Когда я наконец зашёл, дня через четыре, она вела себя приветливо, но сдержанно. Как в первый раз, она много говорила о своих друзьях-знаменитостях – и ни слова о том, чтобы попросить их помочь моей карьере. Но мне было всё равно. Мы попробовали поиграть в шахматы, но её телефон постоянно звонил, и она уходила разговаривать в спальню.

Позавчера вечером она постучала в мою дверь и сообщила, что выписывается. Борис доволен её состоянием и согласился снять бинты в её собственном доме. Мы простились по-дружески, но казалось, что наше настоящее прощание состоялось раньше, в то утро после нашей шальной вылазки, когда я потянулся вперёд и поцеловал её в щёки.

Вот и вся история о том, как я был соседом Линди Гарднер. Желаю ей всего доброго. Что касается меня, вуаль с меня снимут только через шесть дней, и совсем не скоро я снова смогу трубить в свой рог. Но я уже привык к такой жизни, и время идёт незаметно. Вчера звонила Хелен, спрашивала, как дела, и сильно впечатлилась, услышав, что я познакомился с Линди Гарднер.

– Разве она не вышла снова замуж? – спросила она. А когда я обрисовал ей ситуацию, поправилась: – Ох, да. Видимо, я думала о ком-то другом. Ну, знаешь. Как там её…
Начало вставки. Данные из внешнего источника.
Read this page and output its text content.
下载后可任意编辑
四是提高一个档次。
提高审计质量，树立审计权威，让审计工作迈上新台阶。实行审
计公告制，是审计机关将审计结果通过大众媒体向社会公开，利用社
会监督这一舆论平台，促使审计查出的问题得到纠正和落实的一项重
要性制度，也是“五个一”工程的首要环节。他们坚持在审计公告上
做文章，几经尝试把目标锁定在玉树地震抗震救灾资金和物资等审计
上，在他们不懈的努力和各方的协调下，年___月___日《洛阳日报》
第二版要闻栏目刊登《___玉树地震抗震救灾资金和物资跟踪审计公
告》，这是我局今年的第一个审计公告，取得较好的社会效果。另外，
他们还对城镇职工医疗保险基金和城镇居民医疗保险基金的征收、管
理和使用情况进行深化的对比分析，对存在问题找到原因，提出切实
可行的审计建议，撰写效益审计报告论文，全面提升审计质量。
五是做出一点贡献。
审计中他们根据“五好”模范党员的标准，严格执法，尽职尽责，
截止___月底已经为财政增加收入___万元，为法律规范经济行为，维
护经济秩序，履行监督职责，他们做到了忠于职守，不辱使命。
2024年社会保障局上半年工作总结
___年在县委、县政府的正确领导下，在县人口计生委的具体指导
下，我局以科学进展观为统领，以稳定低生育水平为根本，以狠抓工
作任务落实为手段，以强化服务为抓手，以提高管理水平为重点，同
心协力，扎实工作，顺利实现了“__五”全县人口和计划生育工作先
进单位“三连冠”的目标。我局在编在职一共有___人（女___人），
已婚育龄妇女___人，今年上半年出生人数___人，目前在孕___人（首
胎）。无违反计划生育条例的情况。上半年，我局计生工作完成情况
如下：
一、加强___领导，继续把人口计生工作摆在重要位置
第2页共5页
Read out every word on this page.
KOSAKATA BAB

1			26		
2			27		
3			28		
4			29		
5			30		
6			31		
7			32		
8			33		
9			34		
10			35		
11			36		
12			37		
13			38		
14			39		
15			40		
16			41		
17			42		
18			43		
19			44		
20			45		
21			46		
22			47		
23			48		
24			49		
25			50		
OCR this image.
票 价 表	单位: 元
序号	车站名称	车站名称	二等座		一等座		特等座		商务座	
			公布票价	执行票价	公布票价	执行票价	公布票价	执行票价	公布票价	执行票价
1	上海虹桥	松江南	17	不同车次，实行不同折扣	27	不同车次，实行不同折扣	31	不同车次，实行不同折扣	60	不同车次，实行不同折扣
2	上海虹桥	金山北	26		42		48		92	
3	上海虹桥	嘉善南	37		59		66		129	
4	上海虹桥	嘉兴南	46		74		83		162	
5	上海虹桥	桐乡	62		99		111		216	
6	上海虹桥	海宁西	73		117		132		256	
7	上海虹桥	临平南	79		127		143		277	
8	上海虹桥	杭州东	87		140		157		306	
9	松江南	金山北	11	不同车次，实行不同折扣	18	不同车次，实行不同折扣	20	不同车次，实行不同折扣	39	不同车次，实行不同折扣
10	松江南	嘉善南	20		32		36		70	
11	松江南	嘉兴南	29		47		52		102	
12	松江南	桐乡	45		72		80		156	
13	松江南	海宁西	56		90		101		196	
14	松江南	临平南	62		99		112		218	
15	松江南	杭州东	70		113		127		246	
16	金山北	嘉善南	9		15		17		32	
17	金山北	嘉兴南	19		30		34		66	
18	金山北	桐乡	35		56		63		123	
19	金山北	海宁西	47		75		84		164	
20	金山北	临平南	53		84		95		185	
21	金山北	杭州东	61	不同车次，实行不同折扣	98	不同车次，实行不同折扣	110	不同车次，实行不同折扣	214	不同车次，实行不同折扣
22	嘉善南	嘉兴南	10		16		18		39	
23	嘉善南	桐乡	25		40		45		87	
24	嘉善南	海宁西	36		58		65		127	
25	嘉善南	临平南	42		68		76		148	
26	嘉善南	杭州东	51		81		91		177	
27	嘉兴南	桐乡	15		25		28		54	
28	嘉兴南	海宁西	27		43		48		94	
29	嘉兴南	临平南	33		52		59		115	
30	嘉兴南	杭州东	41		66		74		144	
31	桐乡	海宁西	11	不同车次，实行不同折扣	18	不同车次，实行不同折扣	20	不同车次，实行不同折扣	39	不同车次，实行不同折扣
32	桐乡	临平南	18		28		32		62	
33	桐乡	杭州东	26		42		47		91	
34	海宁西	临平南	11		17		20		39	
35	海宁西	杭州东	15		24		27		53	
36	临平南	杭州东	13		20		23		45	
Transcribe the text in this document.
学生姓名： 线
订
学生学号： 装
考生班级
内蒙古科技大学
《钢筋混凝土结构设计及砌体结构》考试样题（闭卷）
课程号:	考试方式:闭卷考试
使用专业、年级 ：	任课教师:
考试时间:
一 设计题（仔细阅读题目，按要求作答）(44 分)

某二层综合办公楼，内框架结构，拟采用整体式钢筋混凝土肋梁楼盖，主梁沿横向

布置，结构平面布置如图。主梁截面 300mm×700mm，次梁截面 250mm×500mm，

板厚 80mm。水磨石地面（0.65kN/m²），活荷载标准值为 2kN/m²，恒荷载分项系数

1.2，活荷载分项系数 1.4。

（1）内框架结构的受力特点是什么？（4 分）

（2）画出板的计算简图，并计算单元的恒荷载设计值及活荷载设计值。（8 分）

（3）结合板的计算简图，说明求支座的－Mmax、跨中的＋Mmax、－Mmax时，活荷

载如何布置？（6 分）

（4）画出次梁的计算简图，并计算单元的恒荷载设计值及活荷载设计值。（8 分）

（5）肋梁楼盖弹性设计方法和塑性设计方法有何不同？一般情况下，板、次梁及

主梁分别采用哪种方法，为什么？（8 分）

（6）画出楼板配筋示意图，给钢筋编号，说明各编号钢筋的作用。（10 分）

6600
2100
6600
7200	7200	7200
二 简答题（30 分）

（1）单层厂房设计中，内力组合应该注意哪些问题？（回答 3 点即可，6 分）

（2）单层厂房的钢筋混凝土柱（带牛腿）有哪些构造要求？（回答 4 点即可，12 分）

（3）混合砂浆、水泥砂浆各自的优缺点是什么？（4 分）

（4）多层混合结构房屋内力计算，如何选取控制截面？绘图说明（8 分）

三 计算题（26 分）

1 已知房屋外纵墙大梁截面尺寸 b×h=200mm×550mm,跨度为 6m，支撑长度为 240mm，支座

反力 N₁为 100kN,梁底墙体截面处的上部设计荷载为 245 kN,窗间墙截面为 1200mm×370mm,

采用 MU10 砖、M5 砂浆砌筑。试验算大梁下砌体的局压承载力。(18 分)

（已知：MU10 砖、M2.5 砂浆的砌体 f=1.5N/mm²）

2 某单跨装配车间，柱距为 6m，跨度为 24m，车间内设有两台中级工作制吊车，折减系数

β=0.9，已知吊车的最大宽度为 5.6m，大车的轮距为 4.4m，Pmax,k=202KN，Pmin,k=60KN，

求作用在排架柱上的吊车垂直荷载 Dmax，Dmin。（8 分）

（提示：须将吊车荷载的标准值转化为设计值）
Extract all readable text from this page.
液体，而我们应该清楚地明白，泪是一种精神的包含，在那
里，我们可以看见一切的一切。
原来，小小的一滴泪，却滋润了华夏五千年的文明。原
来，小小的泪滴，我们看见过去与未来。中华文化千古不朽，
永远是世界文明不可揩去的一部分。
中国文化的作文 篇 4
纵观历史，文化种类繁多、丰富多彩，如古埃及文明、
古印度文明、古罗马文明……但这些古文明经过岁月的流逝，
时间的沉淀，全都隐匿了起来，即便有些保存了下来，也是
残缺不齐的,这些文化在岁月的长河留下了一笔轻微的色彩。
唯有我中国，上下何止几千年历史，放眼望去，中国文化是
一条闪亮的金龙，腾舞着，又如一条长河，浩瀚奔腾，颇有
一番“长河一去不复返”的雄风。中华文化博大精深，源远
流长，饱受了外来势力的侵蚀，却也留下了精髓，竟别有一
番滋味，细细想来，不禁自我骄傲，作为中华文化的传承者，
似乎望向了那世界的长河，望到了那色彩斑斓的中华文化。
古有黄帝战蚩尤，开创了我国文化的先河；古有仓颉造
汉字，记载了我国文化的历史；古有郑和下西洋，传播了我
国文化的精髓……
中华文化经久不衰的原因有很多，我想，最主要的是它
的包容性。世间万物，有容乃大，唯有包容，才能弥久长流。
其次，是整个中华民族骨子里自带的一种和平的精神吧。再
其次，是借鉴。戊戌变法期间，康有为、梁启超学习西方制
Она долго болтала о всякой ерунде – о том, что видела по телевизору, о том, как к ней заходила подруга с ребёнком. Потом сказала, что Прендергест обо мне спрашивал, и голос её при этом стал заметно напряжённее. Я чуть было не сказал: «Что такое? Неужели я слышу нотку раздражения при упоминании любовника?» Но удержался. Просто попросил передать ему привет, и больше она его не упоминала. Возможно, мне вообще показалось. Насколько я понимаю, она просто хотела, чтобы я ещё раз сказал, как я ему благодарен.

Когда она собралась попрощаться, я сказал: «Я люблю тебя» – вскользь, между делом, как говорят супруге в конце телефонного разговора. После нескольких секунд молчания она ответила тем же, так же автоматически. И повесила трубку. Бог знает, что это значит. Теперь делать нечего, думаю, только ждать, когда бинты снимут. А что потом? Может, Линди права. Может, действительно надо смотреть на всё шире, и жизнь куда больше, чем любовь к одному человеку. Может, для меня это действительно поворотный пункт, и высшая лига уже ждёт. Может, она права.